Foto: Julia Lutzeyer
Das auffälligste Gestaltungsmittel im Kirchenschiff ist ein Lichtband zwischen Wand und Decke. Der Betrachter gewinnt den Eindruck eines schwebenden Plafonds. Der Altarraum mit Taufbecken und in den Saal hineinragender Kanzel ist durch flache Stufen nur leicht erhöht und bietet durch eine halbkreisförmige Bank Sitzplätze für eine kleine Feiergemeine. Ein dunkles, schlichtes Kreuz ist in ein gerundetes Holzraster eingelassen. Dahinter befand sich früher die Orgel. Ihre Prospektpfeifen sind noch zu erkennen. Wie aus einem Guss wirkt die Hedelfinger Kreuzkirche nicht zuletzt wegen ihres durchgehenden und bis ins Freie reichenden Klinkerfußboden. Und wer bei einer Besichtigung auf eine der Kirchenwächterinnen trifft, gewinnt den Eindruck, dass die Gemeinde mächtig stolz ist auf das bis in die Details ansprechende und für seine Zeit so fortschrittliche Gotteshaus.
Treppenhaus der Kreuzkirche
Foto: Julia Lutzeyer
Brenzkirche - Bauhausstil ging verloren
Ganz anders die Brenzkirche. Die hat im Lauf ihres Bestehens so viele starke Eingriffe über sich ergehen lassen müssen, dass sie ihr einst so frisches Gesicht verloren hat. Dennoch steht das Kirchengebäude wie die Kreuzkirche in Hedelfingen unter Denkmalschutz. Denn an ihr, so die Begründung aus dem Jahr 1984, sei das nationalsozialistische Vorgehen gegen das Neue Bauen abzulesen.
Foto: Julia Lutzeyer
Es mutet daher recht utopisch an, wenn auf den städtebaulichen Entwürfen zum Quartier Rote Wand, auf dem 118 Wohneinheiten entstehen sollen, plötzlich die ursprüngliche Kirche auftaucht anstelle der tatsächlich vorhandenen. Pfarrer Karl-Eugen Fischer sieht darin einen Hinweis, dass die Anliegen des im Juli 2019 gegründeten Fördervereins Brenzkirche Stuttgart durchaus realisiert werden können.

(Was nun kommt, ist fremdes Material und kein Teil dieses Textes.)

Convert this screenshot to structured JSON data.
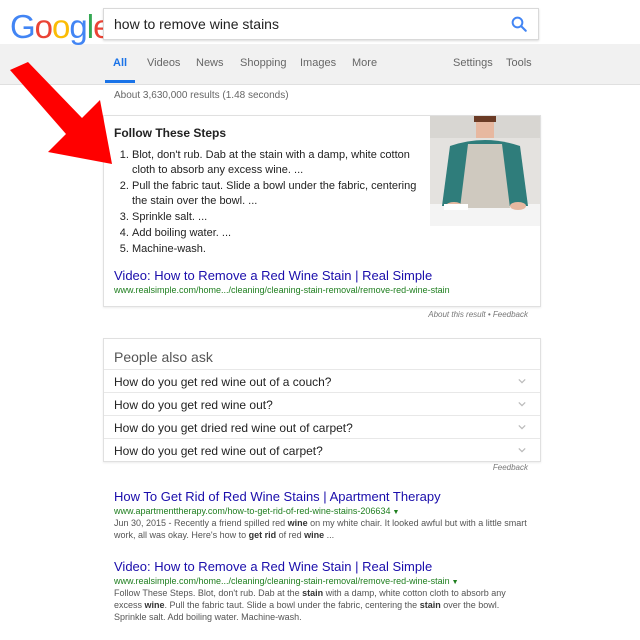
{
  "logo": {
    "letters": [
      "G",
      "o",
      "o",
      "g",
      "l",
      "e"
    ],
    "colors": [
      "#4285F4",
      "#EA4335",
      "#FBBC05",
      "#4285F4",
      "#34A853",
      "#EA4335"
    ]
  },
  "search": {
    "query": "how to remove wine stains"
  },
  "tabs": [
    {
      "label": "All",
      "active": true
    },
    {
      "label": "Videos"
    },
    {
      "label": "News"
    },
    {
      "label": "Shopping"
    },
    {
      "label": "Images"
    },
    {
      "label": "More"
    },
    {
      "label": "Settings"
    },
    {
      "label": "Tools"
    }
  ],
  "stats": "About 3,630,000 results (1.48 seconds)",
  "snippet": {
    "title": "Follow These Steps",
    "steps": [
      "Blot, don't rub. Dab at the stain with a damp, white cotton cloth to absorb any excess wine. ...",
      "Pull the fabric taut. Slide a bowl under the fabric, centering the stain over the bowl. ...",
      "Sprinkle salt. ...",
      "Add boiling water. ...",
      "Machine-wash."
    ],
    "link": "Video: How to Remove a Red Wine Stain | Real Simple",
    "url": "www.realsimple.com/home.../cleaning/cleaning-stain-removal/remove-red-wine-stain",
    "about": "About this result • Feedback"
  },
  "paa": {
    "title": "People also ask",
    "questions": [
      "How do you get red wine out of a couch?",
      "How do you get red wine out?",
      "How do you get dried red wine out of carpet?",
      "How do you get red wine out of carpet?"
    ],
    "feedback": "Feedback"
  },
  "results": [
    {
      "title": "How To Get Rid of Red Wine Stains | Apartment Therapy",
      "url": "www.apartmenttherapy.com/how-to-get-rid-of-red-wine-stains-206634",
      "date": "Jun 30, 2015",
      "snippet_parts": [
        {
          "t": " - Recently a friend spilled red ",
          "b": false
        },
        {
          "t": "wine",
          "b": true
        },
        {
          "t": " on my white chair. It looked awful but with a little smart work, all was okay. Here's how to ",
          "b": false
        },
        {
          "t": "get rid",
          "b": true
        },
        {
          "t": " of red ",
          "b": false
        },
        {
          "t": "wine",
          "b": true
        },
        {
          "t": " ...",
          "b": false
        }
      ]
    },
    {
      "title": "Video: How to Remove a Red Wine Stain | Real Simple",
      "url": "www.realsimple.com/home.../cleaning/cleaning-stain-removal/remove-red-wine-stain",
      "date": "",
      "snippet_parts": [
        {
          "t": "Follow These Steps. Blot, don't rub. Dab at the ",
          "b": false
        },
        {
          "t": "stain",
          "b": true
        },
        {
          "t": " with a damp, white cotton cloth to absorb any excess ",
          "b": false
        },
        {
          "t": "wine",
          "b": true
        },
        {
          "t": ". Pull the fabric taut. Slide a bowl under the fabric, centering the ",
          "b": false
        },
        {
          "t": "stain",
          "b": true
        },
        {
          "t": " over the bowl. Sprinkle salt. Add boiling water. Machine-wash.",
          "b": false
        }
      ]
    }
  ],
  "colors": {
    "link": "#1a0dab",
    "url": "#1e7e1e",
    "accent": "#1a73e8",
    "arrow": "#ff0000"
  }
}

Weißenhofsiedlung, Le-Corbusier-Häuser und der Bauhausstil
„Die aktuell knapp 70 Mitglieder des Vereins wie fast alle Gemeindemitglieder wünschen eine Rückkehr zur ursprünglichen Form“, sagt Fischer. Im Zuge der Internationalen Bauausstellung 2027 und mit Blick auf die zum Unesco-Weltkulturerbe erhobenen Le-Corbusier-Häuser der nahe gelegenen Weißenhofsiedlung tun sich ganz neue Möglichkeiten und Allianzen auf. Auch die Nutzung der Brenzkirche als Atelierkirche dürfte ein Argument sein, die Landeskirche und andere Fürsprecher für das Vorhaben zu gewinnen. Zudem soll die gesamte Baugeschichte und die auf Druck der Nationalsozialisten erfolgte Umgestaltung des Gotteshauses ausführlich präsentiert werden. Vor allem aber soll die ohnehin sanierungsbedürftige Brenzkirche wieder zu einer Visitenkarte werden, die dem Geist der Gemeinde entspricht. Der Pfarrer nennt diesen: weltoffen und modern.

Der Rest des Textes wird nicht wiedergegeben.